LBI-GMR representatives attend Sakarov Prize ceremony
On December 17th, 2024, the European Parlament honoured Venezuelan opposition leaders Edmundo González Urrutia und María Corina Machado with this year’s Sakharov Prize. Our directors Michael Lysander Fremuth and Patricia Mussi-Mailer was invited to attend the celebrations and has published an opinion piece reflecting on the importance of the award for Europe.
The fight for democracy and human rights is non-partisan
In Venezuela, conservatives are fighting against the autocrat Maduro. With good reason, the 2024 Sakharov Prize winners come from this country. The example of Venezuela also serves as a warning for Europe.
Contrary to hopeful expectations as they became popular after the fall of the Iron Curtain, democracy is by no means on the rise – quite the opposite! Even if we continue to assume that the majority of people want to live self-determined lives and have a say in their destiny, the number of liberal democracies worldwide is declining and a large majority of people are not governed in democratically.
Even in Europe, the extent to which democracies are being dismantled varies: within the European Union, Viktor Orbán has established an ‘illiberal democracy’ in Hungary; in Georgia, on the other hand, many people are fighting for the EU’s promise of freedom, democracy and the rule of law and against the autocratic government. In Ukraine, finally, this struggle for freedom and democracy against the Russian aggressor is being waged with weapons and at a high human cost.
Courageous struggle
This year, the EU has set an example for democracy and human rights by awarding the Sakharov Prize for Human Rights to Edmundo González Urrutia and María Corina Machado. Both are members of the Venezuelan opposition and have courageously stood up in their own country against the all-powerful Maduro regime that flouts human rights. Their fight unites them not only with the first winner of the prize, Nelson Mandela, but also the namesake of the prize which has been awarded since 1988, Andrei Sakharov. The Russian physicist and long-time contributor in the USSR’s nuclear weapons programme turned against the communist regime and had to pay the price of six years of exile and the destruction of his health. In 1975, he was awarded the Nobel Peace Prize for his commitment to democracy and human rights.
This year’s laureate Urrutia has been recognised by the European Parliament as the legitimate winner of the last presidential election in Venezuela, but was forced to flee the country after Maduro claimed victory, threatening Urrutia’s personal safety. Machado, the original opposition presidential candidate and civil rights activist, had already been excluded from the election and has gone into hiding, making it necessary for her daughter to accept the prize in Strasbourg in mid-December.
Democrats live dangerously, and the tribute paid to Urrutia and Machado makes it clear once again that the fight for democracy and human rights is not partisan. While it seems to be set in early 21st century Europe that the political left in particular advocates human rights, in Venezuela it is the conservatives who are standing up against the corrupt autocracy of Maduro – a self-proclaimed socialist. This circumstance may be seen as a timely reminder that human rights, as a central achievement of the 20th century, must be unreservedly upheld by all political forces at all times, and not only when a political opponent seeks to restrict them. At the same time, the choice of this year’s Sakharov laureates emphasises that, while democracy and human rights are not identical, they do reinforce each other.

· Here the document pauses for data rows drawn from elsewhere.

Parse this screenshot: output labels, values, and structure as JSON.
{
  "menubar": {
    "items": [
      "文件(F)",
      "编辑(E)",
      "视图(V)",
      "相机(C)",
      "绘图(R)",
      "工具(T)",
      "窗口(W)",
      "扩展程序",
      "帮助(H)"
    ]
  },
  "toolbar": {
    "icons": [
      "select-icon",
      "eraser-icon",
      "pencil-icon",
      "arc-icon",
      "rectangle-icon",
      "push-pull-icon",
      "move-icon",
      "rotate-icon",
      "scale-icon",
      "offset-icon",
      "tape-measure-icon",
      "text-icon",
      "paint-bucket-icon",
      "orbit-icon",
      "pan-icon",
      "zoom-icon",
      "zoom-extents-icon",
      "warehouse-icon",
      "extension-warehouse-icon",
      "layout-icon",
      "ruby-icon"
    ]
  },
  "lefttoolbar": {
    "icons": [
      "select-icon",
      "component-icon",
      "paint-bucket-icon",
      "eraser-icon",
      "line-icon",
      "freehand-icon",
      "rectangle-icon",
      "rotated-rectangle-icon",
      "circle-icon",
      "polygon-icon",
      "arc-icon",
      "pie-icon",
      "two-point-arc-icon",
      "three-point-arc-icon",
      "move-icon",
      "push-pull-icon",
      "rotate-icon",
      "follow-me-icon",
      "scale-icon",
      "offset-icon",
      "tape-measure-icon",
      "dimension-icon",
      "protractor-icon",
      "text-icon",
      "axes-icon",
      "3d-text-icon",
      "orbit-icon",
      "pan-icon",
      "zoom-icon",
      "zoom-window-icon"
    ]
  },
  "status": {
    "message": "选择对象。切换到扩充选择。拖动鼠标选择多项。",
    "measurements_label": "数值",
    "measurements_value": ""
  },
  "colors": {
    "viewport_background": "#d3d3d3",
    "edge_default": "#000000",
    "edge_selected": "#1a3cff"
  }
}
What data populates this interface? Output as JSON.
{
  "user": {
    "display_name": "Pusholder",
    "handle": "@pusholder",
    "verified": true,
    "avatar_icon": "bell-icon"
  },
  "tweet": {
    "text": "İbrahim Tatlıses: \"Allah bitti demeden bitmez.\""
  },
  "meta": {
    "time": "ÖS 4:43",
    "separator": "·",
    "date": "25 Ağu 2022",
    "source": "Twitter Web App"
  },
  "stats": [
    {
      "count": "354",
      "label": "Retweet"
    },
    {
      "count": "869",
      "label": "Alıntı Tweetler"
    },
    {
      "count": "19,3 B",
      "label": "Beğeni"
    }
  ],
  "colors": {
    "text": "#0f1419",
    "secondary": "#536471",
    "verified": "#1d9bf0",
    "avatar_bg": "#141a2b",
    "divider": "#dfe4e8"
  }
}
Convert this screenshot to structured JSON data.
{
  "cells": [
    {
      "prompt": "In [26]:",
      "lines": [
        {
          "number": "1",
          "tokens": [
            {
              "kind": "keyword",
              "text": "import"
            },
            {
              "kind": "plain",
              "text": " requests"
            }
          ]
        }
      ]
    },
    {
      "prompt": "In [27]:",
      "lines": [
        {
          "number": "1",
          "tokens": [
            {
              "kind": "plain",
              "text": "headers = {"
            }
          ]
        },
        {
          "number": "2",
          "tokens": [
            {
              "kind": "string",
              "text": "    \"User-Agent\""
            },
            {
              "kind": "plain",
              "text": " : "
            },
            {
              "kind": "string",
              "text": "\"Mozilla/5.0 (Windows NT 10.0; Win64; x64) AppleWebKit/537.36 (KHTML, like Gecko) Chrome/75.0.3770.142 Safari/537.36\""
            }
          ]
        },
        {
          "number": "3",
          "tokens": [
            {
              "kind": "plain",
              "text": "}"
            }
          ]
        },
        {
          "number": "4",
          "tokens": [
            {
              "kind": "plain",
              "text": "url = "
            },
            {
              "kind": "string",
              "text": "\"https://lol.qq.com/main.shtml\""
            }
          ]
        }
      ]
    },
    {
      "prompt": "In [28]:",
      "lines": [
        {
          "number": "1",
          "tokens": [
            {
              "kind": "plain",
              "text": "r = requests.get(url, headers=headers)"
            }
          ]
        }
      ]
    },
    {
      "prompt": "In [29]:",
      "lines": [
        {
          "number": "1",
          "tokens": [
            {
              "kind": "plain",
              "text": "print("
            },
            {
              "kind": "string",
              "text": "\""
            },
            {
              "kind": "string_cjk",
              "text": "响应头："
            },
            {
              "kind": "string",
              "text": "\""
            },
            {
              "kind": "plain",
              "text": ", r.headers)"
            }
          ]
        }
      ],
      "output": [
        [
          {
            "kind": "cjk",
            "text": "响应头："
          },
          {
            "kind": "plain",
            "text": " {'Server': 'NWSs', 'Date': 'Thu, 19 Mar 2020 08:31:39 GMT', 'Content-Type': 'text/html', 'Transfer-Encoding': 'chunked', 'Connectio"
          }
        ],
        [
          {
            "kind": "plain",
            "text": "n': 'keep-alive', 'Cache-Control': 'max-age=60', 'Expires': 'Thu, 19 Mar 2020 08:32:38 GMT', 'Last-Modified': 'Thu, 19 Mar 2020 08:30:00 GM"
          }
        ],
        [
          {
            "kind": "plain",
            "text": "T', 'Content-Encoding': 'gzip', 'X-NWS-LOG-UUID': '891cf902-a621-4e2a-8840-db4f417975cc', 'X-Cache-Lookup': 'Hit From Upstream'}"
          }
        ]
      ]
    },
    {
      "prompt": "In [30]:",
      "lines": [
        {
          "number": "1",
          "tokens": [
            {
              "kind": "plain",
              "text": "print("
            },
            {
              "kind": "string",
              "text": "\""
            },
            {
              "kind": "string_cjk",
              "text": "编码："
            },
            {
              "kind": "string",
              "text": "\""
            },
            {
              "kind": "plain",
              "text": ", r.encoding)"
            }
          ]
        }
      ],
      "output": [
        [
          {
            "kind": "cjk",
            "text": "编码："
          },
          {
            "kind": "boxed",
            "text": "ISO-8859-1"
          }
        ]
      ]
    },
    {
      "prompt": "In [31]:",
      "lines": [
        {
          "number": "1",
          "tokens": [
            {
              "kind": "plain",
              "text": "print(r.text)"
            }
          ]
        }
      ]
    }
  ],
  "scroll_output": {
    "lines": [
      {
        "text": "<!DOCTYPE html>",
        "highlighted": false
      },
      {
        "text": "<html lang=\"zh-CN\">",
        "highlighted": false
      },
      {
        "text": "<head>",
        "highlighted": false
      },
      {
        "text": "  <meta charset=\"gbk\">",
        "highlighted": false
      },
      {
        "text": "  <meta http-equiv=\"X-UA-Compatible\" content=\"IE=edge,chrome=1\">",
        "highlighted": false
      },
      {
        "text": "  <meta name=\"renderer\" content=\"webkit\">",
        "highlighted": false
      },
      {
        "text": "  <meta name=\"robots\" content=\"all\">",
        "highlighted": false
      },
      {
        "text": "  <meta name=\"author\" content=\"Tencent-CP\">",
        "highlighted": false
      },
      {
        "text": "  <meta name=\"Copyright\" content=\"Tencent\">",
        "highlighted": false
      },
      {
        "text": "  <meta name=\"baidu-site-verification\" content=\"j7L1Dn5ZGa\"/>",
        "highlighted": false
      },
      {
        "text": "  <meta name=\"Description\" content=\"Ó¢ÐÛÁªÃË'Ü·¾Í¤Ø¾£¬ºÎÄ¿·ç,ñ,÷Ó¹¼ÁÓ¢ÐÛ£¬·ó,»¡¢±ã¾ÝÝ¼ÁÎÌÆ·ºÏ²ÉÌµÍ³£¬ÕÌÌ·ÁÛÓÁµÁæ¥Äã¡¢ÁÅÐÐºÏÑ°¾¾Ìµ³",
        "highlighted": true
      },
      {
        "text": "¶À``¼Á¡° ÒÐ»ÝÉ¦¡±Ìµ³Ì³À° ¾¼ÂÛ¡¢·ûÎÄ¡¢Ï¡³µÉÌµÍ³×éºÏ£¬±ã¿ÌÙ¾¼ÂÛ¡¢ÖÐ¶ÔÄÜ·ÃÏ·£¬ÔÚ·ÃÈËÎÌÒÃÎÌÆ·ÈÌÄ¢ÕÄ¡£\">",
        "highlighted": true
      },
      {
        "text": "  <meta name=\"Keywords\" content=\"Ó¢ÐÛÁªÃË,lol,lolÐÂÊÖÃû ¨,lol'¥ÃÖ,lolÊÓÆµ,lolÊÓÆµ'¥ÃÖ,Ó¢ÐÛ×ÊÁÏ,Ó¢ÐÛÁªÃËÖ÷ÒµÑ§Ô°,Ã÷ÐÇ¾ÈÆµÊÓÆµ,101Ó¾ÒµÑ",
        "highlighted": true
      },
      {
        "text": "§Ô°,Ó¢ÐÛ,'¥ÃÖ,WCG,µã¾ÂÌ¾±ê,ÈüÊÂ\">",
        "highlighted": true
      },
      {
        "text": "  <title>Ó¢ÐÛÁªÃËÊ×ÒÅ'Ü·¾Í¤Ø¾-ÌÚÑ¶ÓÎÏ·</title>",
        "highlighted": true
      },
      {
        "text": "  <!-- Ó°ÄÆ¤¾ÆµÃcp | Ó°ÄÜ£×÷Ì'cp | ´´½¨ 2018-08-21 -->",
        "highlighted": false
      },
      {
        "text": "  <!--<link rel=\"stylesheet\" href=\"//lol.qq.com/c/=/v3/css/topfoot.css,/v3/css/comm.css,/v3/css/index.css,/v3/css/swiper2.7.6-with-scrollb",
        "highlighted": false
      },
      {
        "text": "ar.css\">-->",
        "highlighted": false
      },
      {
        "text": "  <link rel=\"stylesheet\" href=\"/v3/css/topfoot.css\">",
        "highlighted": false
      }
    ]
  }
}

Human rights demand at least rudimentary opportunities for political participation, and the effective protection of human rights is more successful in democracies.
This is demonstrated not least by the example of Venezuela, which looks back on several decades of a functioning democracy (1950s to 1990s). Rampant political corruption has led the resource-rich country into bankruptcy; hyperinflation, mass unemployment and poverty characterise life and have led to massive emigration. The human rights situation under the oppressive regime is also precarious with regard to civil and political freedoms, whether it be freedom of expression and demonstration or protection from torture and the deprivation of personal liberty.
No self-healing system
This is also a warning for Europe. Democracy needs democrats and institutional safeguards because it is not a self-healing system. Once corrupt power has been established and democratic institutions weakened, it is not enough to hold elections to turn things around. It takes politicians who are not afraid to take responsibility and make future-oriented decisions, even if they do not please everyone. It takes populations that are motivated by the success of the community and are well-informed, that can tolerate ambiguity and ambivalence and that, in times of enormous polarisation, do not fall for the supposedly simple answers, but recognise the complexity of challenges. What is needed is a society that respectfully and objectively argues with each other for the better argument and the better solution, that accepts political defeats of even its preferred policies, that forgives, and that believes in the central promise of democracy, namely that today’s minority positions can achieve a majority tomorrow.
The European Parliament is the central democratic pillar of the Union and bears a great responsibility for the defence of democracy as a central value of an integration project that started as an economic union. This year’s selection of the Sakharov laureates is an expression of this responsibility.